Jonty Bravery, 18, admits attempted murder after throwing boy from tenth floor of Tate Modern in London https://t.co/R6Tb3WEGtx
— BBC Breaking News (@BBCBreaking) December 6, 2019
Jonty Bravery Age
19-year-old Jonty Bravery appeared on a video link on Wednesday at Westminster Magistrates’ Court in Belmarsh Prison, where he is currently serving a life sentence with a minimum of 15 years for attempted murder.

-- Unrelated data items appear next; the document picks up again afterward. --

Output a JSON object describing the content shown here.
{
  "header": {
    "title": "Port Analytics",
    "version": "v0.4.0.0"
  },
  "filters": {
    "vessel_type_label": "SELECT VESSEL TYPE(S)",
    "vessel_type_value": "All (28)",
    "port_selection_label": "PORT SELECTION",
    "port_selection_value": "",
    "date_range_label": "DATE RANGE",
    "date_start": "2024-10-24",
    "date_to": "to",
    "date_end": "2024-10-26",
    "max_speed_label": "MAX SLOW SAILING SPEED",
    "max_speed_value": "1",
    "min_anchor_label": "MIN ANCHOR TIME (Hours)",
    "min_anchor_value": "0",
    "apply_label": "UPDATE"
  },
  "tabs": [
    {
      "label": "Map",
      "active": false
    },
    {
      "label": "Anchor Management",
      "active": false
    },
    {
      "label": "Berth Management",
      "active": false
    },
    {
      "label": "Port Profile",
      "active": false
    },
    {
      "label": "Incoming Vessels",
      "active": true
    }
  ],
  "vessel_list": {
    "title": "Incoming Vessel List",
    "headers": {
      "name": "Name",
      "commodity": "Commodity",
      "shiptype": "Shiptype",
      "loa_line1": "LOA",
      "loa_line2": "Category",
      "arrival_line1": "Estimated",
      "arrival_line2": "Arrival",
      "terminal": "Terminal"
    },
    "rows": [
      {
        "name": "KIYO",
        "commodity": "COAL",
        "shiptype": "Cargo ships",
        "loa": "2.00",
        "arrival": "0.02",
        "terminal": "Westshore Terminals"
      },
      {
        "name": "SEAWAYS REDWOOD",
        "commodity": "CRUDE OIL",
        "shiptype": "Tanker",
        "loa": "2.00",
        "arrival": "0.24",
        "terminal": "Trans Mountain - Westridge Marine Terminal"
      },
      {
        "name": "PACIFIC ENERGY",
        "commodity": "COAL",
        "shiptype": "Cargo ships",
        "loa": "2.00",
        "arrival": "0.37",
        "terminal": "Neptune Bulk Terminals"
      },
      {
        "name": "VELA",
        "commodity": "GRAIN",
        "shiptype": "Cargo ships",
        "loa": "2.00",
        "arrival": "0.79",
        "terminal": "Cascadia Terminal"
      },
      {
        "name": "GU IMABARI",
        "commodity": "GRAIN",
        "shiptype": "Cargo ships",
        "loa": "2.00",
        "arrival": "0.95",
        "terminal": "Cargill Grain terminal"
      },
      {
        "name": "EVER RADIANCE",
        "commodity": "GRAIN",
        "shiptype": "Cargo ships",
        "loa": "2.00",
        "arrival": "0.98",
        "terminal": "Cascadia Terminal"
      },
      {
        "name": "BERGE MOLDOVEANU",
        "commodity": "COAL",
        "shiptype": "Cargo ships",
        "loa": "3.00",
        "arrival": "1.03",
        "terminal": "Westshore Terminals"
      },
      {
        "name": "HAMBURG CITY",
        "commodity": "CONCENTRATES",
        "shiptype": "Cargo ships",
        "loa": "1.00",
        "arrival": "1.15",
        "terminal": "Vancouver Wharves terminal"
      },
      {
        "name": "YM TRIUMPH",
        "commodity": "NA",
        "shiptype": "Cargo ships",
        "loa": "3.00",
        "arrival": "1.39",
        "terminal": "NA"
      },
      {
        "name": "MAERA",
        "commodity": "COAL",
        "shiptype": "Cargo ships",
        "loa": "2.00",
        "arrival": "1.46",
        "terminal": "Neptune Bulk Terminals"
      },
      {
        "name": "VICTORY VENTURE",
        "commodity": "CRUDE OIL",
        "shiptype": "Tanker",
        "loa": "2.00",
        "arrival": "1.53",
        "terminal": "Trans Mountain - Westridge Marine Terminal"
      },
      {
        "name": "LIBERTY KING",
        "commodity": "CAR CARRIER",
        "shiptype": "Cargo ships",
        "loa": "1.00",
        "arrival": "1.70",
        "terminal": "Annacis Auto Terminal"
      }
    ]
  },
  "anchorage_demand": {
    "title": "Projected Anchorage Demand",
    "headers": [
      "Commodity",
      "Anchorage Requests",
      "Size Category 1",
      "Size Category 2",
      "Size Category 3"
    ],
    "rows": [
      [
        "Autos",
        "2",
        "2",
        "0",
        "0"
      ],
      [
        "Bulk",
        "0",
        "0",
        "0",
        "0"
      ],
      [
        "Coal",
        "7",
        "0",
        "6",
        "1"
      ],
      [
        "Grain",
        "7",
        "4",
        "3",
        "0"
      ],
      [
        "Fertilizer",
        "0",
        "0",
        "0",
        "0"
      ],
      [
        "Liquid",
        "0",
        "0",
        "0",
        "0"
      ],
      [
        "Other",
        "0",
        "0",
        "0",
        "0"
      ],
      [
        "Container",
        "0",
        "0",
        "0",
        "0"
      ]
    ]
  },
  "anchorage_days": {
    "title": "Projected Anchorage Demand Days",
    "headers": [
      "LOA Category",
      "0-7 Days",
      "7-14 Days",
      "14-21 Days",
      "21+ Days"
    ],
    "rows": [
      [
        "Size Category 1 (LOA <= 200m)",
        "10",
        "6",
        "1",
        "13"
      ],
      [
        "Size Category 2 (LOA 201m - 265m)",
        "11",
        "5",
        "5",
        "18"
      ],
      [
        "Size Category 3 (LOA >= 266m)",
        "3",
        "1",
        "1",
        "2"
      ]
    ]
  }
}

Jonty Bravery was jailed in June for throwing the French boy off the balcony
Bravery was jailed in June for throwing the French boy off the balcony on the 10th floor of the London Art Gallery on August 4th last year.
He is now on trial for allegedly assaulting nurses Sarah Edwards and Maxwell King at Broadmoor Hospital on Jan. 29 while he was in custody in the secure unit.
The victim of last year’s attack on the Tate Modern, who was on vacation with his parents in the capital, survived the 30-meter fall but suffered life-changing injuries, including brain hemorrhage and multiple fractures.
After a delay of about half an hour when Bravery was taken to the video conference room on Wednesday, he waved to the camera and said, “Yes, I can hear you. ”
He wore a gray prison-themed sweatshirt and was watching the negotiations. He sat at a desk for the remainder of the brief hearing.
The court heard that he appealed against Judge Justice McGowan’s conviction at a December 7 hearing.
His attorney Andrew Bousfield, who also appears via video link, said the challenge will focus on whether he should get a hospital assignment or be part of the normal prison population.
Mr Bousfield said his client would be sent back to Broadmoor if the appeal was successful.
District Judge Sam Goozee said Bravery will appear in person in Westminster Magistrates’ Court on December 18 to face two beating attacks.
He could face an additional sentence of up to six months if found guilty, but the judge said he would receive a concurrent hospital warrant if he won his appeal.
“You are still in custody, this time to be presented in person on December 18th,” the judge told Bravery, who paused to offer the date before saying “OK.”
Bravery, who was diagnosed with Autism Spectrum Disorder (ASD), was in supportive accommodation under the care of Hammersmith and Fulham Social Services at the time of the attack.
He had been released unsupervised despite the fact that staff had been lashed down in the past, his hearing at Old Bailey announced in June.
The victim’s family announced that he could now stand without help and told his supporters in a statement in September: “We are already seeing further progress – he can finally stand without help or support! ”
Bravery from Ealing, west London, denies two beating attacks.